La valutazione d’impatto (che peraltro l’Edpb aveva suggerito di rendere pubblica e che dovrà essere costantemente aggiornata) rappresenterà, certamente, un importante momento di verifica della conformità, ai criteri su indicati, del sistema nel suo concreto sviluppo (sul quale peraltro il Copasir ha avanzato talune perplessità).

Resta, però, la rilevanza di un percorso normativo che- all’esito di un proficuo dialogo tra Governo, Camere e Garante e tenendo conto delle indicazioni europee- ha contribuito almeno sin qui a definire[5], al punto forse più alto, un equilibrio democraticamente sostenibile tra salute (nella sua duplice componente di diritto fondamentale e interesse collettivo), tecnica e protezione dati.

 

 

 

[1]H.C. 5100/94, Pub. Comm. Against Torture in Isr.v. Gov’t of Israel, 53(4) P.D. 817, 845 (v. anche A. BARAK, Foreword: A Judge on Judging – The Role of a Supreme Court in a Democracy, in Harv. L. Rev., 116, 2002, p. 148).

[2]Si pensi, in particolare, al “toolkit” del Consiglio d’Europa del 7 aprile “Respecting democracy, rule of law and human rights in the framework of the COVID-19 sanitary crisis “, alla Raccomandazione della Commissione europea dell’8 aprile, alla Risoluzione del Parlamento europeo del 15 aprile, alle Linee guida del 21 aprile dell’EDPB, .

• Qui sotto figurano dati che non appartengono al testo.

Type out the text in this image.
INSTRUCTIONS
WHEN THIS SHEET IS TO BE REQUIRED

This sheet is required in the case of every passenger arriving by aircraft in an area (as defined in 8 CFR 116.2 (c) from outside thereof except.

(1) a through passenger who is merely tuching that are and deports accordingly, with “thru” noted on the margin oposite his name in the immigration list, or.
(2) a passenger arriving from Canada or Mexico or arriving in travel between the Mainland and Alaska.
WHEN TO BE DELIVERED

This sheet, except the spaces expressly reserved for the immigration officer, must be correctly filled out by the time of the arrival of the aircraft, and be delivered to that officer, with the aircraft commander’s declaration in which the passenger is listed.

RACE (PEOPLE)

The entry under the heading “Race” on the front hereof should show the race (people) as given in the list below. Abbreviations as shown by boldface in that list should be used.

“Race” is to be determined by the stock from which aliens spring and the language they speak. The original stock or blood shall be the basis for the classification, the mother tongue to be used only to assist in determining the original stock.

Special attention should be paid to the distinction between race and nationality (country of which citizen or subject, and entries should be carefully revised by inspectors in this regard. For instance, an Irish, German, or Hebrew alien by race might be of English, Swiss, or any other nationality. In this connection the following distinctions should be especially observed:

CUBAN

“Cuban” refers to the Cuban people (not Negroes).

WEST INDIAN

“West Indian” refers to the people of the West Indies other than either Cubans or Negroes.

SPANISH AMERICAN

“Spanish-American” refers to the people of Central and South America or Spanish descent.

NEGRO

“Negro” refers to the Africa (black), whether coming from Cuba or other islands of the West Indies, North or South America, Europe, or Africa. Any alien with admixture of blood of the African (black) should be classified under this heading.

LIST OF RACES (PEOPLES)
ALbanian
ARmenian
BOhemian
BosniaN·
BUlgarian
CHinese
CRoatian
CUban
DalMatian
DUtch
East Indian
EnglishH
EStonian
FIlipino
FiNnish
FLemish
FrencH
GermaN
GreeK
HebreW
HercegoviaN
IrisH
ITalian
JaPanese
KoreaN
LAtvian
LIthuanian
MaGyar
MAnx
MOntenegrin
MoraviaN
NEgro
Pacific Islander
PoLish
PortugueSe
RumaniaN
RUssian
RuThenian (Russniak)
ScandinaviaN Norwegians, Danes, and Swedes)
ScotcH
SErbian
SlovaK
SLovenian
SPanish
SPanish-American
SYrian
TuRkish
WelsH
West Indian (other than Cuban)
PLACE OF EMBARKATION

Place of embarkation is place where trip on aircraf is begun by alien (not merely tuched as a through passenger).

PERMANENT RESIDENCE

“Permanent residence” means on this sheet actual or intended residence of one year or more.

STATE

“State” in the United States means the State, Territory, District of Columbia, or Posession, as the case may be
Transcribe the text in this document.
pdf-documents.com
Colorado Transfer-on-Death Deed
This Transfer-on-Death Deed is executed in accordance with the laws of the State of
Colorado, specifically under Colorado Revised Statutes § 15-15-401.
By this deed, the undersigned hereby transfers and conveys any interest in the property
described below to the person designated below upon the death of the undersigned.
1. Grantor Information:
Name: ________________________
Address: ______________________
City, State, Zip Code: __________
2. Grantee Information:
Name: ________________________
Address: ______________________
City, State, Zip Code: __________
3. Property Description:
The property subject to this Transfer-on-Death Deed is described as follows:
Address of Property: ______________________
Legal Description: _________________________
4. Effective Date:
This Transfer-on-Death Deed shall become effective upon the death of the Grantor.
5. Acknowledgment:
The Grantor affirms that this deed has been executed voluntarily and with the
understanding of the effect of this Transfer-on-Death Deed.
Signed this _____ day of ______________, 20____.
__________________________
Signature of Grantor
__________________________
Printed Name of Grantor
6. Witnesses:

[3]G. PITRUZZELLA, O. POLLICINO, La via europea tra libertà e solidarietà, in Il Sole 24 ore, 28.4.20

[4]Che rende se non altro inappropriato individuare il consenso quale presupposto di liceità, anche in ragione dei limiti che incontra in ambito pubblico sotto il profilo della libera autodeterminazione.

[5]Al momento in cui si scrive la prima lettura parlamentare del disegno di legge di conversione del decreto-legge è agli inizi: il termine per la presentazione degli emendamenti in Commissione è stato fissato, infatti, al prossimo 27 maggio.